Jason Tourville (Boston University), Arno Klein (Columbia University)

Labeling the macroscopic anatomy of the human brain is instrumental in educating biologists and clinicians, visualizing biomedical data, and determining the locations and distribution of brain data. Examples of the latter include the analysis and reporting of brain imaging data with respect to landmarks or brain regions, which is routinely done for functional, diffusion, and structural magnetic resonance images (f/d/MRI) and positron emission tomography. Consistent labeling of the cerebral cortex is challenging due to the great anatomical variation in the cortical folds and difficulty in establishing robust, accurate reference landmarks across the brain. Accurate definitions for landmarks and label boundaries is important because they underlie our assumptions of correspondence across brain image data, and affect registration and region-based analyses. Hence an accurate, reproducible labeling protocol is crucial.

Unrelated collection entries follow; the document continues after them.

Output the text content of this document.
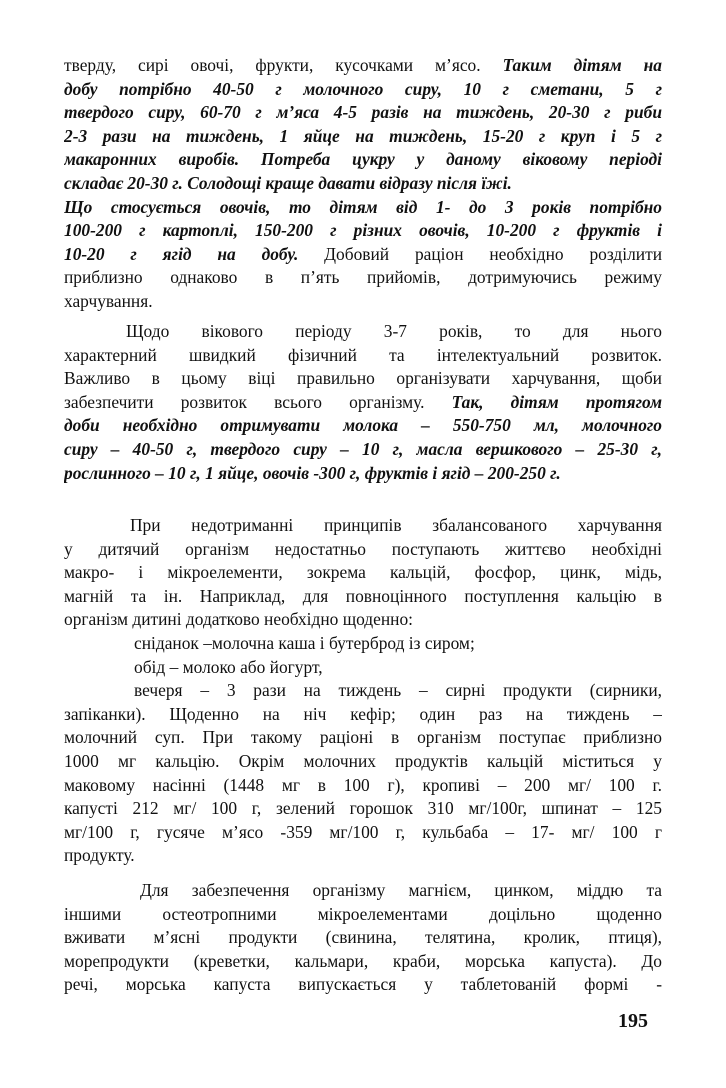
тверду, сирі овочі, фрукти, кусочками м’ясо. Таким дітям на
добу потрібно 40-50 г молочного сиру, 10 г сметани, 5 г
твердого сиру, 60-70 г м’яса 4-5 разів на тиждень, 20-30 г риби
2-3 рази на тиждень, 1 яйце на тиждень, 15-20 г круп і 5 г
макаронних виробів. Потреба цукру у даному віковому періоді
складає 20-30 г. Солодощі краще давати відразу після їжі.
Що стосується овочів, то дітям від 1- до 3 років потрібно
100-200 г картоплі, 150-200 г різних овочів, 10-200 г фруктів і
10-20 г ягід на добу. Добовий раціон необхідно розділити
приблизно однаково в п’ять прийомів, дотримуючись режиму
харчування.
Щодо вікового періоду 3-7 років, то для нього
характерний швидкий фізичний та інтелектуальний розвиток.
Важливо в цьому віці правильно організувати харчування, щоби
забезпечити розвиток всього організму. Так, дітям протягом
доби необхідно отримувати молока – 550-750 мл, молочного
сиру – 40-50 г, твердого сиру – 10 г, масла вершкового – 25-30 г,
рослинного – 10 г, 1 яйце, овочів -300 г, фруктів і ягід – 200-250 г.
При недотриманні принципів збалансованого харчування
у дитячий організм недостатньо поступають життєво необхідні
макро- і мікроелементи, зокрема кальцій, фосфор, цинк, мідь,
магній та ін. Наприклад, для повноцінного поступлення кальцію в
організм дитині додатково необхідно щоденно:
сніданок –молочна каша і бутерброд із сиром;
обід – молоко або йогурт,
вечеря – 3 рази на тиждень – сирні продукти (сирники,
запіканки). Щоденно на ніч кефір; один раз на тиждень –
молочний суп. При такому раціоні в організм поступає приблизно
1000 мг кальцію. Окрім молочних продуктів кальцій міститься у
маковому насінні (1448 мг в 100 г), кропиві – 200 мг/ 100 г.
капусті 212 мг/ 100 г, зелений горошок 310 мг/100г, шпинат – 125
мг/100 г, гусяче м’ясо -359 мг/100 г, кульбаба – 17- мг/ 100 г
продукту.
Для забезпечення організму магнієм, цинком, міддю та
іншими остеотропними мікроелементами доцільно щоденно
вживати м’ясні продукти (свинина, телятина, кролик, птиця),
морепродукти (креветки, кальмари, краби, морська капуста). До
речі, морська капуста випускається у таблетованій формі -
195
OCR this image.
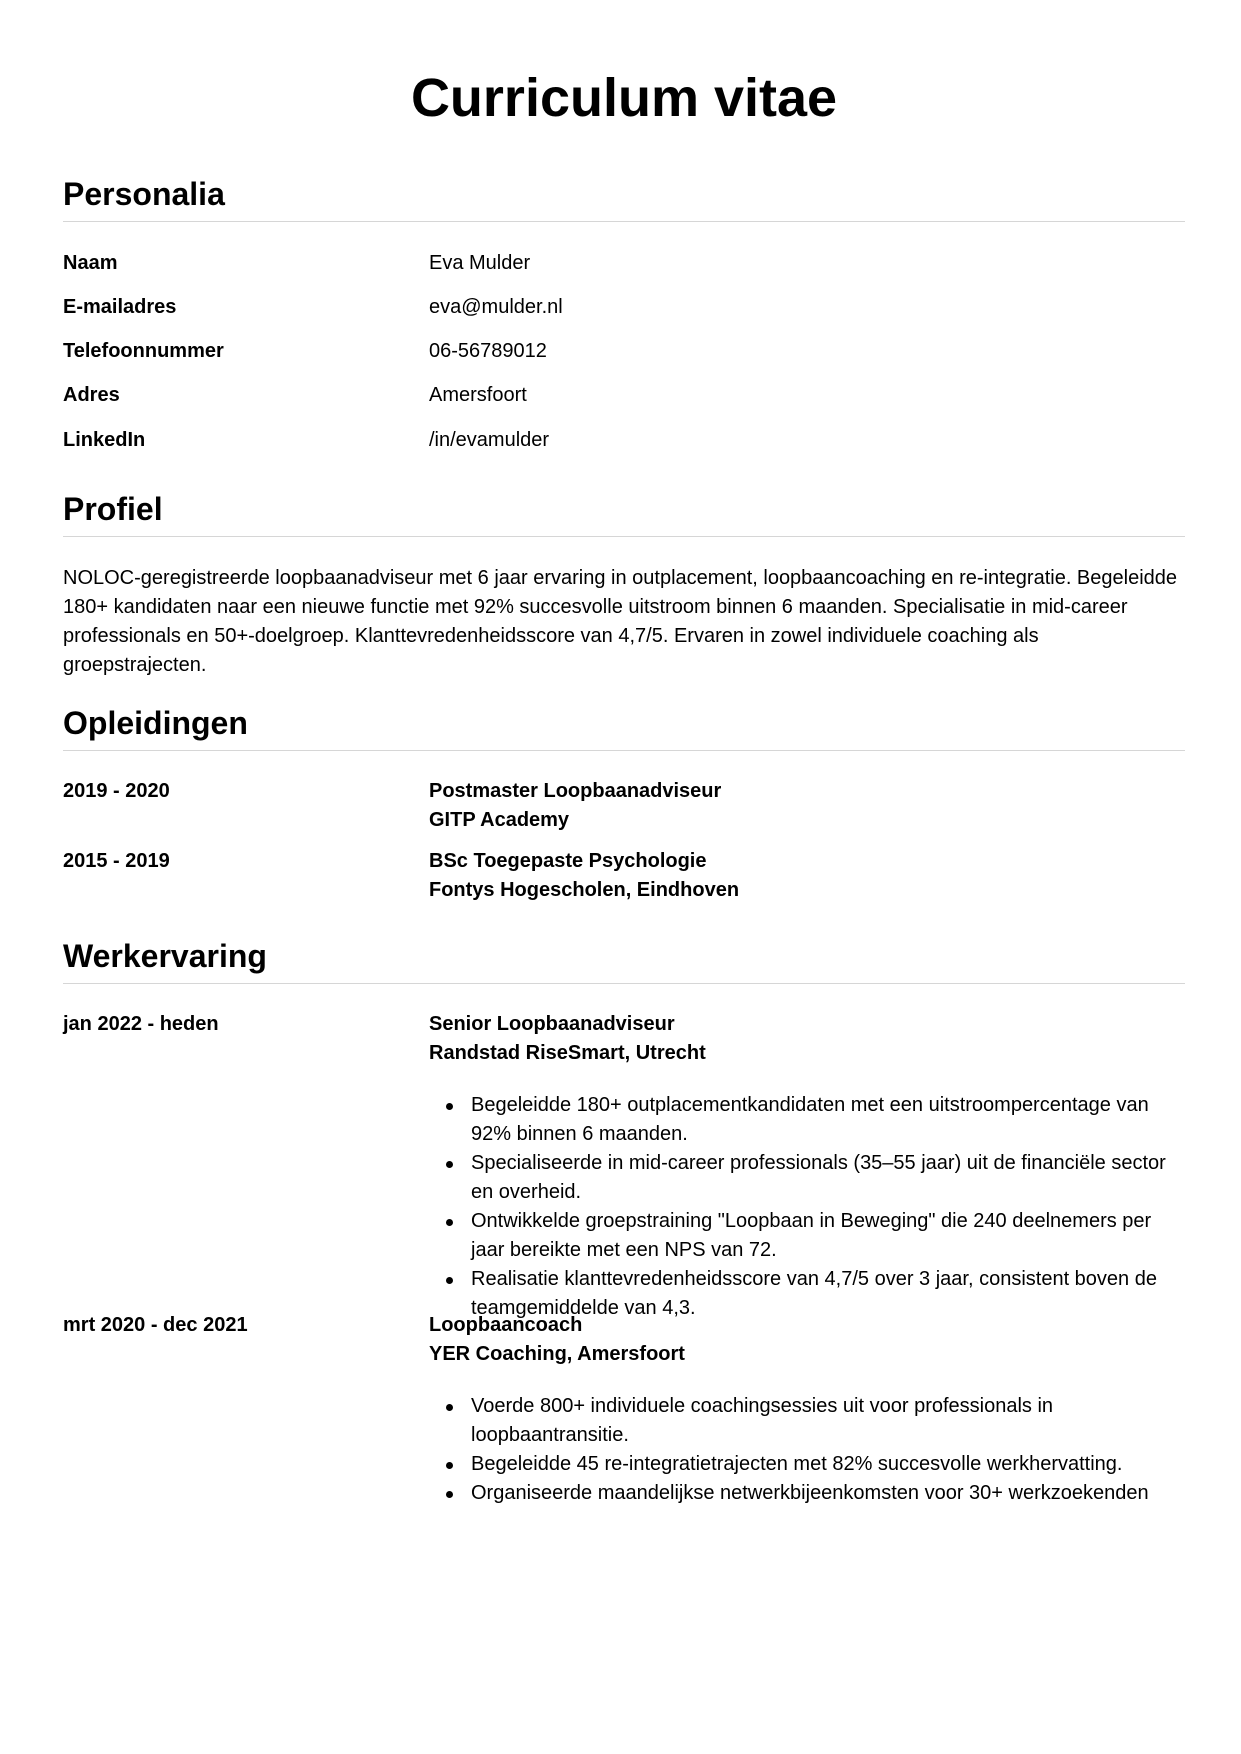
Curriculum vitae
Personalia
Naam	Eva Mulder
E-mailadres	eva@mulder.nl
Telefoonnummer	06-56789012
Adres	Amersfoort
LinkedIn	/in/evamulder
Profiel

NOLOC-geregistreerde loopbaanadviseur met 6 jaar ervaring in outplacement, loopbaancoaching en re-integratie. Begeleidde 180+ kandidaten naar een nieuwe functie met 92% succesvolle uitstroom binnen 6 maanden. Specialisatie in mid-career professionals en 50+-doelgroep. Klanttevredenheidsscore van 4,7/5. Ervaren in zowel individuele coaching als groepstrajecten.

Opleidingen
2019 - 2020	Postmaster Loopbaanadviseur
GITP Academy
2015 - 2019	BSc Toegepaste Psychologie
Fontys Hogescholen, Eindhoven
Werkervaring
jan 2022 - heden	Senior Loopbaanadviseur
Randstad RiseSmart, Utrecht
Begeleidde 180+ outplacementkandidaten met een uitstroompercentage van 92% binnen 6 maanden.
Specialiseerde in mid-career professionals (35–55 jaar) uit de financiële sector en overheid.
Ontwikkelde groepstraining "Loopbaan in Beweging" die 240 deelnemers per jaar bereikte met een NPS van 72.
Realisatie klanttevredenheidsscore van 4,7/5 over 3 jaar, consistent boven de teamgemiddelde van 4,3.
mrt 2020 - dec 2021	Loopbaancoach
YER Coaching, Amersfoort
Voerde 800+ individuele coachingsessies uit voor professionals in loopbaantransitie.
Begeleidde 45 re-integratietrajecten met 82% succesvolle werkhervatting.
Organiseerde maandelijkse netwerkbijeenkomsten voor 30+ werkzoekenden
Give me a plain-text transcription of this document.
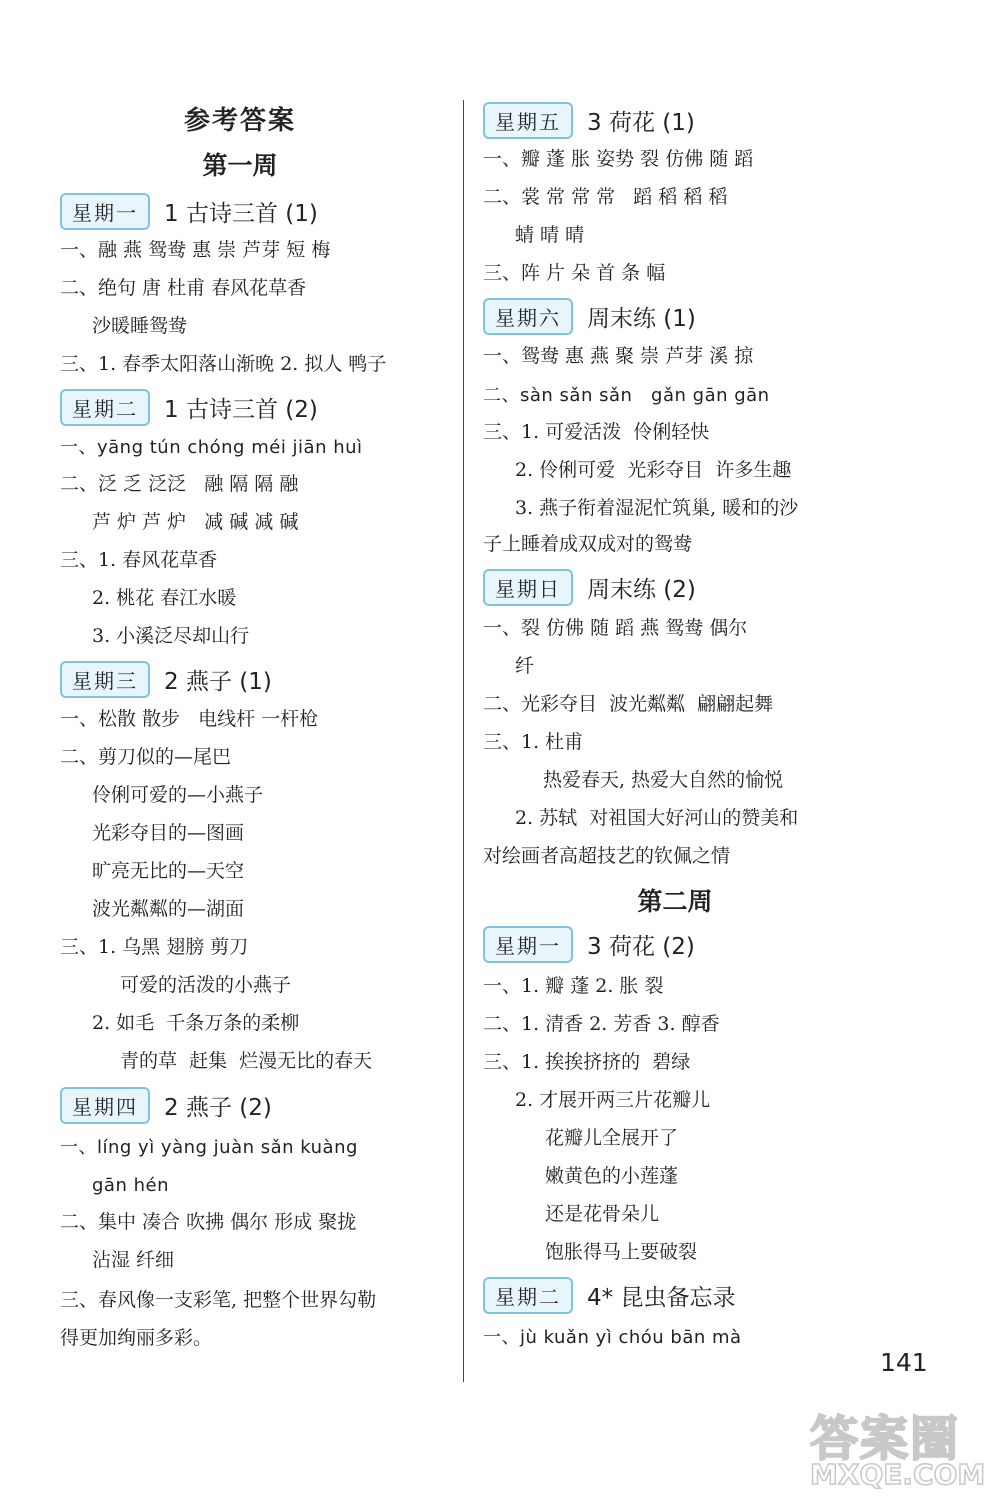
参考答案
第一周
星期一	1 古诗三首 (1)
一、融 燕 鸳鸯 惠 崇 芦芽 短 梅
二、绝句 唐 杜甫 春风花草香
沙暖睡鸳鸯
三、1. 春季太阳落山渐晚 2. 拟人 鸭子
星期二	1 古诗三首 (2)
一、yāng tún chóng méi jiān huì
二、泛 乏 泛泛   融 隔 隔 融
芦 炉 芦 炉   减 碱 减 碱
三、1. 春风花草香
2. 桃花 春江水暖
3. 小溪泛尽却山行
星期三	2 燕子 (1)
一、松散 散步   电线杆 一杆枪
二、剪刀似的—尾巴
伶俐可爱的—小燕子
光彩夺目的—图画
旷亮无比的—天空
波光粼粼的—湖面
三、1. 乌黑 翅膀 剪刀
可爱的活泼的小燕子
2. 如毛  千条万条的柔柳
青的草  赶集  烂漫无比的春天
星期四	2 燕子 (2)
一、líng yì yàng juàn sǎn kuàng
gān hén
二、集中 凑合 吹拂 偶尔 形成 聚拢
沾湿 纤细
三、春风像一支彩笔, 把整个世界勾勒
得更加绚丽多彩。
星期五	3 荷花 (1)
一、瓣 蓬 胀 姿势 裂 仿佛 随 蹈
二、裳 常 常 常   蹈 稻 稻 稻
蜻 晴 晴
三、阵 片 朵 首 条 幅
星期六	周末练 (1)
一、鸳鸯 惠 燕 聚 崇 芦芽 溪 掠
二、sàn sǎn sǎn   gǎn gān gān
三、1. 可爱活泼  伶俐轻快
2. 伶俐可爱  光彩夺目  许多生趣
3. 燕子衔着湿泥忙筑巢, 暖和的沙
子上睡着成双成对的鸳鸯
星期日	周末练 (2)
一、裂 仿佛 随 蹈 燕 鸳鸯 偶尔
纤
二、光彩夺目  波光粼粼  翩翩起舞
三、1. 杜甫
热爱春天, 热爱大自然的愉悦
2. 苏轼  对祖国大好河山的赞美和
对绘画者高超技艺的钦佩之情
第二周
星期一	3 荷花 (2)
一、1. 瓣 蓬 2. 胀 裂
二、1. 清香 2. 芳香 3. 醇香
三、1. 挨挨挤挤的  碧绿
2. 才展开两三片花瓣儿
花瓣儿全展开了
嫩黄色的小莲蓬
还是花骨朵儿
饱胀得马上要破裂
星期二	4* 昆虫备忘录
一、jù kuǎn yì chóu bān mà
141
答案圈
MXQE.COM
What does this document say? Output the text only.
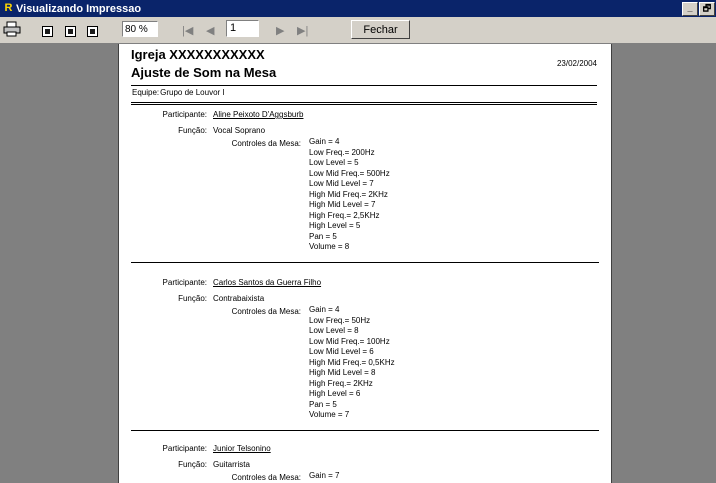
R Visualizando Impressao	_	🗗
80 %	|◀ ◀	1	▶ ▶|	Fechar
Igreja XXXXXXXXXXX
Ajuste de Som na Mesa
23/02/2004
Equipe:Grupo de Louvor I
Participante: Aline Peixoto D'Aggsburb
Função: Vocal Soprano
Controles da Mesa: Gain = 4
Low Freq.= 200Hz
Low Level = 5
Low Mid Freq.= 500Hz
Low Mid Level = 7
High Mid Freq.= 2KHz
High Mid Level = 7
High Freq.= 2,5KHz
High Level = 5
Pan = 5
Volume = 8
Participante: Carlos Santos da Guerra Filho
Função: Contrabaixista
Controles da Mesa: Gain = 4
Low Freq.= 50Hz
Low Level = 8
Low Mid Freq.= 100Hz
Low Mid Level = 6
High Mid Freq.= 0,5KHz
High Mid Level = 8
High Freq.= 2KHz
High Level = 6
Pan = 5
Volume = 7
Participante: Junior Telsonino
Função: Guitarrista
Controles da Mesa: Gain = 7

Here we outline a new surface-based cortical labeling protocol based on the Desikan-Killiany (DK) protocol [1], the “Desikan-Killiany-Tourville” (DKT) protocol that promises to be more consistent and accurate with respect to macro-anatomical landmarks than previous protocols. We evaluate this protocol by comparing FreeSurfer-automated DK labels with manually edited versions of these labels according to our DKT protocol. We created this protocol to set a new standard of labeling accuracy and consistency for use by the scientific community, as well as to create the largest and most complete set of labeled brains ever released to the public, a manually edited label set of 101 human cortices from the T1-weighted MR images of publicly available multimodal data acquired from healthy individuals (http://www.mindboggle.info/data/).

[1] RS Desikan, et al. 2006. An automated labeling system for subdividing the human cerebral cortex on MRI scans into gyral based regions of interest. Neuroimage, 31(3), 968-980.